PROBLEM LINK:
Setter/Tester/Editorialist: Chandan Boruah
DIFFICULTY:
Medium
PREREQUISITES:
Graph Theory
PROBLEM:
Given a grid with obstacles, an initial position and a few positions to reach, find if you can reach all the positions to reach from the initial position.
QUICK EXPLANATION:
Traverse the graph from the initial position, everytime you reach a destination position increment counter.
EXPLANATION:
Count the number of destination positions. Do a graph traversal from the initial position. If you find a destination position, then increment counter.

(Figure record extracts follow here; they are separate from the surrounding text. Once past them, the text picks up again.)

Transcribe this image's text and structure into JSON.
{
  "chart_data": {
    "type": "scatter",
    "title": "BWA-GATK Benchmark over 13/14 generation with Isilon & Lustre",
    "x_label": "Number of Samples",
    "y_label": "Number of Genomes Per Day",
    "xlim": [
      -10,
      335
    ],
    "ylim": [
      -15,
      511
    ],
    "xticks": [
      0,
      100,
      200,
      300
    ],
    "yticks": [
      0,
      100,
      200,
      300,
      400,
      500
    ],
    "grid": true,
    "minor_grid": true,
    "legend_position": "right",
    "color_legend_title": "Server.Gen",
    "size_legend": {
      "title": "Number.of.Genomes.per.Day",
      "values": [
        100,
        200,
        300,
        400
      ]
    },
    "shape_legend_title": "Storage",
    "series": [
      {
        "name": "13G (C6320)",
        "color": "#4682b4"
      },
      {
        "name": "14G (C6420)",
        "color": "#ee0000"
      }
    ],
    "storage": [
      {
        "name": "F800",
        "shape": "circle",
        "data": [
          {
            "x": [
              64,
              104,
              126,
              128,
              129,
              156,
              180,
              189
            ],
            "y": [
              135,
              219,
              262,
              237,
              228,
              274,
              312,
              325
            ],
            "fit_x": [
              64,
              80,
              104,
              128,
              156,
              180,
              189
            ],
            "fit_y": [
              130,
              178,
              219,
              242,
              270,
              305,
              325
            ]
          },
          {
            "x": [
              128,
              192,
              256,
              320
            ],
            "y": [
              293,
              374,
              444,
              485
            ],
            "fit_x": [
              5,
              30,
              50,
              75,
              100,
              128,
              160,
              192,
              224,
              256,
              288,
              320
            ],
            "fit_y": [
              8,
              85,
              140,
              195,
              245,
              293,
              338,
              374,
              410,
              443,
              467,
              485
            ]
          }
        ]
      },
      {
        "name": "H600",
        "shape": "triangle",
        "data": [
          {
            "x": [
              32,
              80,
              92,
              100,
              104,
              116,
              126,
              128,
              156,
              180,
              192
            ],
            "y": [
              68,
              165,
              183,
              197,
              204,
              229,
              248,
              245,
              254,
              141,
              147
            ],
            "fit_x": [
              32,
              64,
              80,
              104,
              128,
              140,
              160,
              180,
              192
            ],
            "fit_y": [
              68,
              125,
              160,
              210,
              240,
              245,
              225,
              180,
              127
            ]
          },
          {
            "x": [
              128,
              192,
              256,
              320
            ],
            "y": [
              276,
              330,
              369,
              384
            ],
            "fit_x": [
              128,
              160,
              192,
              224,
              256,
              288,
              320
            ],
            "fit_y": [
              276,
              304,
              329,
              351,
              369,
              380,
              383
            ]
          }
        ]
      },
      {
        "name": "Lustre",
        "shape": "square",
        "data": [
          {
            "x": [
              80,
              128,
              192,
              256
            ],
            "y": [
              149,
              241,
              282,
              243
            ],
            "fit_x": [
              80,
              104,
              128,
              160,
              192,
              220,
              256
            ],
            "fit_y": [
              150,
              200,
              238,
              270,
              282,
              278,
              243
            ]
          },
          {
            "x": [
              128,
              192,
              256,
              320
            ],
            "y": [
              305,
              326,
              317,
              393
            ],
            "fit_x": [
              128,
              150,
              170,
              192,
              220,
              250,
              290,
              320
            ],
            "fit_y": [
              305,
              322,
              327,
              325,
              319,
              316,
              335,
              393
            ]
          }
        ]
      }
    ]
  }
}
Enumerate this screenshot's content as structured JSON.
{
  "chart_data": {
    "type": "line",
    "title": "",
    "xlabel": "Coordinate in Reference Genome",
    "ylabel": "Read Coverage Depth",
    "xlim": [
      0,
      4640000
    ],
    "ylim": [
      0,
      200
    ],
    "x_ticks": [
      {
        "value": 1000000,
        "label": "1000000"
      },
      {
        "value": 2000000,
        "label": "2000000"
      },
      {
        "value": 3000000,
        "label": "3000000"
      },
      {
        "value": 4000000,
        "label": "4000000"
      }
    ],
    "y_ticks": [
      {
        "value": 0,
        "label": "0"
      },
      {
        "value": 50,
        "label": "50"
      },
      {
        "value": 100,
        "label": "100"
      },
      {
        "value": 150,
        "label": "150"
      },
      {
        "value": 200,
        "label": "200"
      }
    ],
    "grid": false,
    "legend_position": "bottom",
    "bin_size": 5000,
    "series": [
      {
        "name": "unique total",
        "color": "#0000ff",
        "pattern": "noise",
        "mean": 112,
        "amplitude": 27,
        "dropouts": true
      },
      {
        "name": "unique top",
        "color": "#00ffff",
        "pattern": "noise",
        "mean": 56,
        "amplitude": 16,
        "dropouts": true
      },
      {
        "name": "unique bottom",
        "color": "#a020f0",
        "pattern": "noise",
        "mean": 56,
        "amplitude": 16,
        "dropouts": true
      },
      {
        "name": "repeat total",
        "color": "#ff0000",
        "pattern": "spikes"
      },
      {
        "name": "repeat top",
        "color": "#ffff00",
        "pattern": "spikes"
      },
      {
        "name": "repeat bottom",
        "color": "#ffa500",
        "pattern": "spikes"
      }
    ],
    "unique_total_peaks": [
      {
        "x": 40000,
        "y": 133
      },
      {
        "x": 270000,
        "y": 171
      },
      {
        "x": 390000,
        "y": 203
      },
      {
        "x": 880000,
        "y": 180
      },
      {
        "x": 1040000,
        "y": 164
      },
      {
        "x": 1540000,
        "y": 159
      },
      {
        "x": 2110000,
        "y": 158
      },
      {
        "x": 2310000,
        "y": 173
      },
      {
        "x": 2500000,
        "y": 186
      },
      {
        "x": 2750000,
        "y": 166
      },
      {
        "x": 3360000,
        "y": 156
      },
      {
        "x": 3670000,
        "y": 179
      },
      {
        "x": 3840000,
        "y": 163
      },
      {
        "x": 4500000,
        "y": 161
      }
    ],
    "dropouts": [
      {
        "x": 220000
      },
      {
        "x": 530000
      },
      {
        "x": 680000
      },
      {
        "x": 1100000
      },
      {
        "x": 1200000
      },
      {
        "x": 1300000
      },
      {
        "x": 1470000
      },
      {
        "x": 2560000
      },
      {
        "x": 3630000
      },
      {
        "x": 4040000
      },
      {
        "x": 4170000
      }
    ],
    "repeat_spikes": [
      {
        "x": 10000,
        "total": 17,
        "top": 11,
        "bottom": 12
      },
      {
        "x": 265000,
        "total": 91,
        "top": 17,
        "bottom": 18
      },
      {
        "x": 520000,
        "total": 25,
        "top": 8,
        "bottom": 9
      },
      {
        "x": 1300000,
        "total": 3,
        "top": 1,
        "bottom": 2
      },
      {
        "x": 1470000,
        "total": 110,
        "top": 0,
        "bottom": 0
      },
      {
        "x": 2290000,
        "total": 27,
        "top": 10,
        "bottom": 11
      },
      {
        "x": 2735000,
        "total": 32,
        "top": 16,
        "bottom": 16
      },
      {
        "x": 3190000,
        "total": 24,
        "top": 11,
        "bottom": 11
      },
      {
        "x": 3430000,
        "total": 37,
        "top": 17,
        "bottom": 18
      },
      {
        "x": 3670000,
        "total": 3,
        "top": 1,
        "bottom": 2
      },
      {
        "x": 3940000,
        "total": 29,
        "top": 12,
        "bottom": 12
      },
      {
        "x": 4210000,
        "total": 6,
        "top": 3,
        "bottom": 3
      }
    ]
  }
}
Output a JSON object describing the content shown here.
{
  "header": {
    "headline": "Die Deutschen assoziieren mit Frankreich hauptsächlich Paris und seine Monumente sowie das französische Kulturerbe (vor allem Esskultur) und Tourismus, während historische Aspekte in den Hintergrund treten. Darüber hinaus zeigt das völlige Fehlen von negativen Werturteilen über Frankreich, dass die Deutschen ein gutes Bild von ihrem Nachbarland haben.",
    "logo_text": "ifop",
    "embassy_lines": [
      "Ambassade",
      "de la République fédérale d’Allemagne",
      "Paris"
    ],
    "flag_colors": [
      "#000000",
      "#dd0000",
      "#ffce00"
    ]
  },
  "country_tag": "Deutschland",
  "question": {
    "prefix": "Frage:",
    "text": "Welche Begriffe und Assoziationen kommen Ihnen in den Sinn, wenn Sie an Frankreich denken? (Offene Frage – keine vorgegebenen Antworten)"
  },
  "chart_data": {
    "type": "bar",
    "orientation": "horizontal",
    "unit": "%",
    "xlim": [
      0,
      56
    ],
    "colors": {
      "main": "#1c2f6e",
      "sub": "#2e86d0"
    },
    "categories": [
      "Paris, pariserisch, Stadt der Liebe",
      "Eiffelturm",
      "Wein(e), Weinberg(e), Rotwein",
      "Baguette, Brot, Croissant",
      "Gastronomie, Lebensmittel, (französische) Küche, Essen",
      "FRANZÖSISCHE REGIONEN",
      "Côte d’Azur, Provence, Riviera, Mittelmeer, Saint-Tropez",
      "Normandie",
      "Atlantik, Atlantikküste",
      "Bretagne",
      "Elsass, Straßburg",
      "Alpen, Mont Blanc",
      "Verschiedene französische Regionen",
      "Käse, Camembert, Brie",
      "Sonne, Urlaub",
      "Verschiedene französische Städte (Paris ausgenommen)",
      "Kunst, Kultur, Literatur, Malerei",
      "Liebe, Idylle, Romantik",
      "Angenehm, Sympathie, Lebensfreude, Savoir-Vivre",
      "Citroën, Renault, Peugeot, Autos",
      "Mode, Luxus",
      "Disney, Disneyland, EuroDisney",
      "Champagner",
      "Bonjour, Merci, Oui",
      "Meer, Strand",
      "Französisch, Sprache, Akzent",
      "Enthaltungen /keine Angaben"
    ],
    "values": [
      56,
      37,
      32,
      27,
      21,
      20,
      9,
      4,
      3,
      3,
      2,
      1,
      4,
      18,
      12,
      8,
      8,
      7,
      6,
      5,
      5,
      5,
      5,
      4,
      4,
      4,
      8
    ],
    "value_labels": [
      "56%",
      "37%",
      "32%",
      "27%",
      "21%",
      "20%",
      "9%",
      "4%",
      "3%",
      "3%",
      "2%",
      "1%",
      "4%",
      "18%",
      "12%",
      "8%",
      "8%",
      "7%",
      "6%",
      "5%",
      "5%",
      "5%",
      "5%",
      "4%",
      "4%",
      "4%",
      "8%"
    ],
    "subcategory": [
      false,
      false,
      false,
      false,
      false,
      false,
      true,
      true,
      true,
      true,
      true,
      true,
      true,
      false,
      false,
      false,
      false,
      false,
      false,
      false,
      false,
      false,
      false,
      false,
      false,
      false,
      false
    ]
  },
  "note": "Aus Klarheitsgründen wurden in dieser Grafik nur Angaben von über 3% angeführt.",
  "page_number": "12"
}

If the counter is equal to the count of the number of destinations then print “Yes” else print “No”.
SOLUTIONS:
Setter's Solution
using System;
using System.Collections.Generic;
class some
{
public static void Main()
{
string[]ss=Console.ReadLine().Split();
int n=int.Parse(ss[0]);
int m=int.Parse(ss[1]);
char[,]cc=new char[n,m];
int x=0;
int y=0;
int count=0;
for(int i=0;i<n;i++)
{
string s=Console.ReadLine();
for(int j=0;j<m;j++)
{
cc[i,j]=s[j];
if(s[j]=='X')
{
x=i;y=j;
}
if(s[j]=='K')
{
count++;
}
}
}
Queue<int>qq=new Queue<int>();
List<string>done=new List<string>();
qq.Enqueue(x);
qq.Enqueue(y);
done.Add(x+" "+y);
int[]dx={0,0,1,-1,-1,1,1,-1};
int[]dy={1,-1,0,0,1,-1,1,-1};
while(qq.Count>0)
{
int nx=qq.Dequeue();
int ny=qq.Dequeue();
for(int i=0;i<8;i++)
{
int nextx=nx+dx[i];
int nexty=ny+dy[i];
if(nextx>=0 && nextx<n && nexty>=0 && nexty<m)
{
if(cc[nextx,nexty]=='#')continue;
if(!done.Contains(nextx+" "+nexty))
{
done.Add(nextx+" "+nexty);
qq.Enqueue(nextx);
qq.Enqueue(nexty);
if(cc[nextx,nexty]=='K')
{
count--;
}
}
}
}
}
if(count==0)Console.WriteLine("Yes");
else Console.WriteLine("No");
}
}
ALTERNATE SOLUTIONS:
A flood fill should work, however haven’t tried.